La chambre contenait une alcôve, et dans cette alcôve un matelas, plié en deux, laissait lire sur un de ses coins le mot Girard, nom du locataire de l’appartement. Girard, d’après les informations prises, habitait la maison depuis quelques mois. Il se donnait pour mécanicien. Jamais la concierge n’était entrée chez lui : il n’y avait reçu qu’un homme, qu’il faisait passer pour son oncle, et trois femmes qu’il disait ses maîtresses. Le 28 juillet, on l’avait vu aller et venir, monter et descendre, dans un état manifeste d’agitation, et il était entré dans un café voisin pour y boire, contre son habitude, un petit verre d’eau-de-vie. Au corps-de-garde où on l’avait conduit après son arrestation, un garde national lui ayant demandé : « Qui êtes-vous ? — Cela ne vous regarde pas, avait-il répondu avec assurance : je le dirai quand je serai interrogé. » Il portait sur lui de la poudre interrogé sur l’usage qu’il en voulait faire, il dit : Pour la gloire. Plus tard, à l’époque de son procès, nous ferons connaître ce misérable, dont le véritable nom était Fieschi, et nous dirons les manœuvres à jamais honteuses qui furent pratiquées pour lui arracher des aveux. Nous n’arriverons, hélas ! que trop tôt à des détails que nous ne pourrons transcrire sans que le rouge nous monte au front !

Tout Paris connaissait déjà les malheurs de la journée, et la consternation qu’ils y avisent répandue est plus facile à concevoir qu’à décrire. L’affliction était universelle, profonde, et, chez quelques-uns, mêlée d’effroi. Sur les places, dans les rues, on ne s’abordait que par des questions sinistres. Que signifiait cette rage aveugle ? Comment un aussi exécrable forfait avait-il été possible dans un pays qui était la France ? Et l’on disait le nombre des victimes, combien elles différaient par l’âge, combien par le rang et la renommée, ce qui les avait séparées durant la vie, et l’affreuse nouveauté du crime qui les réunissait pour toujours. Aux calamités irréparables on ajoutait les calamités possibles. On parlait du duc de Joinville menacé de si près ; du duc d’Orléans légèrement blessé ; de M. de Broglie atteint d’une balle qui ne l’avait épargné que parce qu’elle avait glissé sur la plaque de sa décoration de grand-croix. Quelques-uns frémissaient en songeant aux désordres que la mort inopinée du roi aurait peut-être déchaînés sur la France. Car, telle est la misère des monarchies, tel est le vice de l’engrenage politique dont elles forment le principal ressort, que la destinée d’un grand peuple y semble dépendre de l’existence d’un seul homme, c’est-à-dire d’un coup de poignard, d’une maladie aiguë, d’une roue de voiture qui se brise, d’un cheval qui s’emporte ! Aussi peut-on dire que le régime monarchique abaisse outre mesure le niveau de l’humanité !

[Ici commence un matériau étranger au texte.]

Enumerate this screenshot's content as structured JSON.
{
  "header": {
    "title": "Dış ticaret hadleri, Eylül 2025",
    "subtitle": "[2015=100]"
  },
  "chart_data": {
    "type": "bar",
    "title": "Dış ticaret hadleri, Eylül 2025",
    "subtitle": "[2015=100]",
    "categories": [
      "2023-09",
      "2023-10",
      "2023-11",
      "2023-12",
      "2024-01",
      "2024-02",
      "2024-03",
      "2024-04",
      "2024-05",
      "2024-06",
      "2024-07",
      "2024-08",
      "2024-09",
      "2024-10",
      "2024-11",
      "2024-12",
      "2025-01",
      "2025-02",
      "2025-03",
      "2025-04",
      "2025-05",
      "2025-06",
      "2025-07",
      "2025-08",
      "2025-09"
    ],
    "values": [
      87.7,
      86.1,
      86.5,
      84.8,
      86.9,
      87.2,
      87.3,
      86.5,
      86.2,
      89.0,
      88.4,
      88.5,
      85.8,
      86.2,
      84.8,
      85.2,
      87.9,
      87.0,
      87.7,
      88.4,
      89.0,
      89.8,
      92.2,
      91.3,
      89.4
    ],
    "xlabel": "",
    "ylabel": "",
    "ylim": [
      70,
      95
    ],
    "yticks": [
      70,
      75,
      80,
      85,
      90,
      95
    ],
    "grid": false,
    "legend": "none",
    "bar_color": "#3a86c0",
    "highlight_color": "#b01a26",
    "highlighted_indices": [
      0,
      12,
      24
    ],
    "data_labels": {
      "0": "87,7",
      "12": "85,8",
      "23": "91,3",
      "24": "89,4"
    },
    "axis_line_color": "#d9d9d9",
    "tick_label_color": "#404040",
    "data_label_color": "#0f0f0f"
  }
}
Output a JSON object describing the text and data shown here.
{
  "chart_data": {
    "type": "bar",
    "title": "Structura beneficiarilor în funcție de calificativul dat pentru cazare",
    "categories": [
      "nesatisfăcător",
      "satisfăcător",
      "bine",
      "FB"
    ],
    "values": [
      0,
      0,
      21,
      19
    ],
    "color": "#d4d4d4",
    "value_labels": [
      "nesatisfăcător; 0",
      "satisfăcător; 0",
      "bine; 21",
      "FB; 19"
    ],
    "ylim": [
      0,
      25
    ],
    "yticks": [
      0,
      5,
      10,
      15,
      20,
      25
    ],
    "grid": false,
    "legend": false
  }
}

Quant à la responsabilité de l’attentat, les partis se montrèrent un moment disposés à se la renvoyer l’un à l’autre, par une tactique trop commune et qui n’en est pas moins dégradante. Parce qu’on avait trouvé dans la chambre de l’assassin une lithographie représentant le duc de Bordeaux, les légitimistes furent accusés. Et à leur tour, certaines feuilles légitimistes s’abaissèrent, contre les républicains, à des allusions dont la cruauté égalait à peine la bêtise. Hâtons-nous de le dire, à la gloire de notre nation, ces mutuelles récriminations furent passagères, et bientôt, grâce un généreux sentiment de pudeur publique, le cri qui domina fut celui-ci : « C’est le crime d’un fanatique isolé. » Mais ce qu’un pareil cri avait de noble et de vraiment français, les courtisans, race obstinément vile, les courtisans étaient hors d’état de l’apprécier. Ils ne comprirent pas qu’en essayant d’étendre la solidarité de l’attentat, ils calomniaient leur pays ; et, comme c’était le parti républicain qu’ils redoutaient le plus, ce fut à lui que s’adressa d’abord l’outrage de leurs soupçons. Un loyal militaire, le général Morand, s’était rendu au château. Il y annonce que certains détails, à lui communiqués, tendent à assigner au complot une origine légitimiste, et qu’il est prêt à en faire part à la justice. Aussitôt on s’indigne, on l’interpelle avec aigreur. Pourquoi ne pas laisser sur un parti qu’on a un intérêt spécial à noircir, l’odieux d’un semblable crime ? « Ce sont les républicains, » murmurent les courtisans ; et une voix qu’on n’avait pas coutume de contredire s’écrie : « Nous savons d’où le coup est parti ; les légitimistes n’y sont pour rien. Ce sont les républicains, » s’était aussi écrié Bonaparte, après l’attentat de nivôse.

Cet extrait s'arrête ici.